Dernière mise à jour le 08/11/2022

Jusqu’en 2016, il existait une distinction entre la micro-entreprise et l’auto-entrepreneur. Or, depuis 2016, ces deux notions ont fusionnées pour ne créer qu’un seul régime : celui de la micro-entreprise.

Le régime de la micro-entreprise est un régime simplifié. Exercer avec ce statut présente donc plusieurs avantages pour l’entrepreneur.

Quelle différence entre micro-entreprise et auto-entrepreneur ?

Jusqu’à 2016, les notions d’auto-entrepreneur et de micro-entreprise coexistaient. Cependant, depuis 2016, les 2 régimes ont fusionné. Désormais, le terme d’auto-entrepreneur est en réalité obsolète. Juridiquement, seul le régime de la micro-entreprise existe.

La distinction entre micro-entreprise et auto-entrepreneur avant 2016

Auparavant, il existait le régime de la micro-entreprise, mais également le statut d’auto-entrepreneur. En réalité, le statut d’auto-entrepreneur était une option particulière dans le régime de la micro-entreprise. Il s’agissait en quelques sortes d’une sous-catégorie.

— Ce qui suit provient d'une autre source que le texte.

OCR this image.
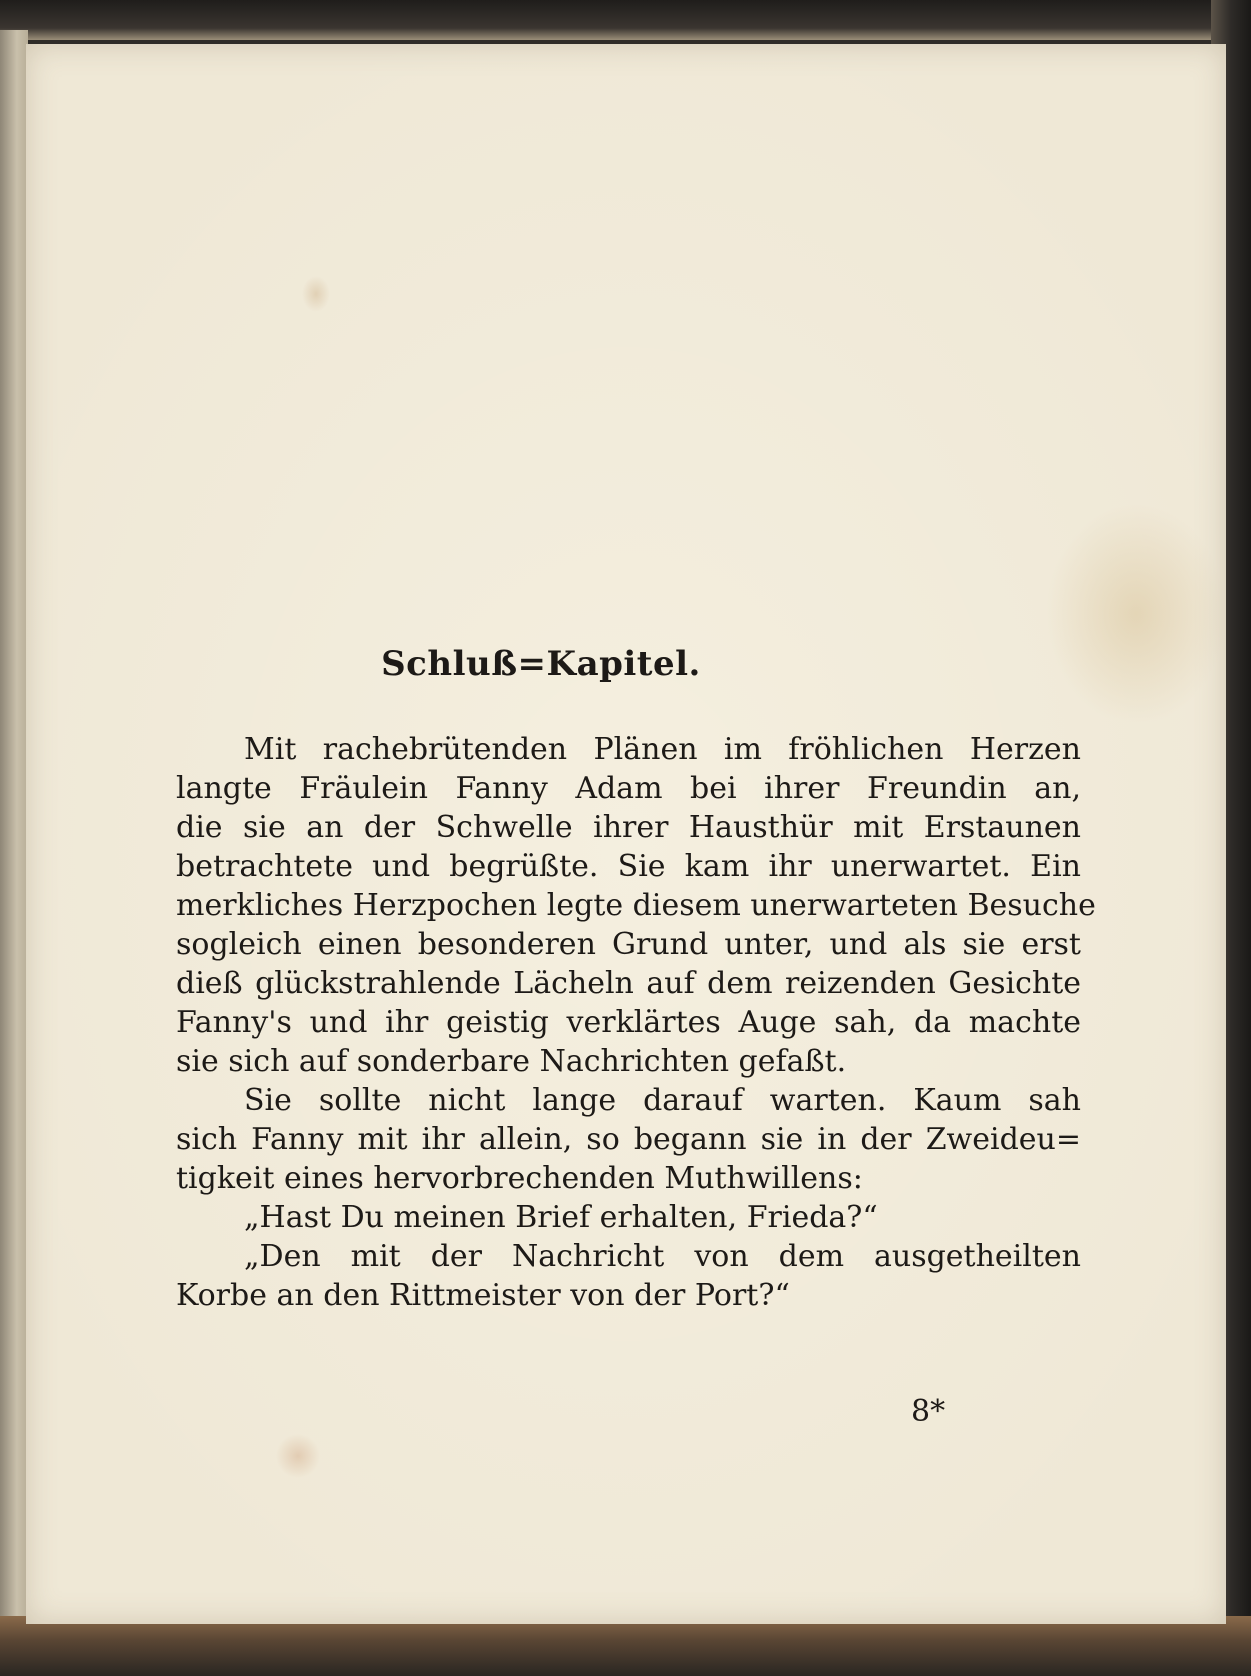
Schluß=Kapitel.
Mit rachebrütenden Plänen im fröhlichen Herzen
langte Fräulein Fanny Adam bei ihrer Freundin an,
die sie an der Schwelle ihrer Hausthür mit Erstaunen
betrachtete und begrüßte. Sie kam ihr unerwartet. Ein
merkliches Herzpochen legte diesem unerwarteten Besuche
sogleich einen besonderen Grund unter, und als sie erst
dieß glückstrahlende Lächeln auf dem reizenden Gesichte
Fanny's und ihr geistig verklärtes Auge sah, da machte
sie sich auf sonderbare Nachrichten gefaßt.
Sie sollte nicht lange darauf warten. Kaum sah
sich Fanny mit ihr allein, so begann sie in der Zweideu=
tigkeit eines hervorbrechenden Muthwillens:
„Hast Du meinen Brief erhalten, Frieda?“
„Den mit der Nachricht von dem ausgetheilten
Korbe an den Rittmeister von der Port?“
8*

À noter : Lorsqu’il n’avait pas opté pour le statut auto-entrepreneur, l’entrepreneur pouvait toujours opter pour ce statut par la suite.

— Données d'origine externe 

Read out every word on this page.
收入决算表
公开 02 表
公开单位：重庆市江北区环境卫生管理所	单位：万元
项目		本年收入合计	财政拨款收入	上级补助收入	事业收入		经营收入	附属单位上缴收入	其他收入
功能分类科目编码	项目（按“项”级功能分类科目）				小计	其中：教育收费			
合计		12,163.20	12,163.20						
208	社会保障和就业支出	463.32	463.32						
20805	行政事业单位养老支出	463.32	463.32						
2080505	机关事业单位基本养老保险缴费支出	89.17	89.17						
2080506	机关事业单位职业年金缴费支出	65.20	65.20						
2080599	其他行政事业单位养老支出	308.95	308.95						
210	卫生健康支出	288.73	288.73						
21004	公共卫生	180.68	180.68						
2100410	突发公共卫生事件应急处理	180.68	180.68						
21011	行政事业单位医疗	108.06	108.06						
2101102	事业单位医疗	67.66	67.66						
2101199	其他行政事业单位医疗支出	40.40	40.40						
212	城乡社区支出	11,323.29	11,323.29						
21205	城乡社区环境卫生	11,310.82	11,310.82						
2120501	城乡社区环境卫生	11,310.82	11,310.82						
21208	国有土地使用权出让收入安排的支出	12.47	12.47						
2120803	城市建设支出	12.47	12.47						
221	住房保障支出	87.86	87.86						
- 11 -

Voici un schéma représentant la distinction entre micro-entreprise et auto-entrepreneur avant 2016 :

Distinction entre micro-entreprise et auto-entrepreneur avant 2016

L’auto-entrepreneur était donc un entrepreneur individuel exerçant sous le régime de la micro-entreprise et ayant opté pour le statut auto-entrepreneur.

Ces deux régimes présentaient quelques différences mais avaient surtout des points communs :

Micro-entreprise Auto-entrepreneur
Régime social Régime classique des travailleurs non salariés (TNS) Régime micro-social simplifié : calcul des cotisations sur la base d’un pourcentage de son chiffre d’affaires.
Régime fiscal Imposition à l’impôt sur le revenu.

Pas d’option pour le versement libératoire.

Régime fiscal simplifié.

Option pour le versement libératoire de l’impôt.

La fusion des deux notions depuis 2016

Bien que les deux appellations soient toujours utilisées aujourd’hui, les deux notions ont fusionnées depuis 2016. Par conséquent, seul le régime de la micro-entreprise existe légalement.

Cette fusion résulte de la loi Pinel du 18 Juin 2014, entrée en vigueur le 1er Janvier 2016.

Bon à savoir : Les anciens auto-entrepreneurs ont simplement vu leur statut changer de nom. Quant aux anciens micro-entrepreneurs, ils ont pu choisir d’opter pour le régime micro-social simplifié.

Aujourd’hui, le régime de la micro-entreprise permet de bénéficier d’un régime unique avec :

  1. une facilité de création liée à des démarches administratives simplifiées ;
  2. un régime micro-social simplifié ;
  3. un régime micro-fiscal simplifié ;
  4. une franchise en base de TVA en dessous de certains seuils.

Par ailleurs, le régime de la micro-entreprise ne cesse d’évoluer.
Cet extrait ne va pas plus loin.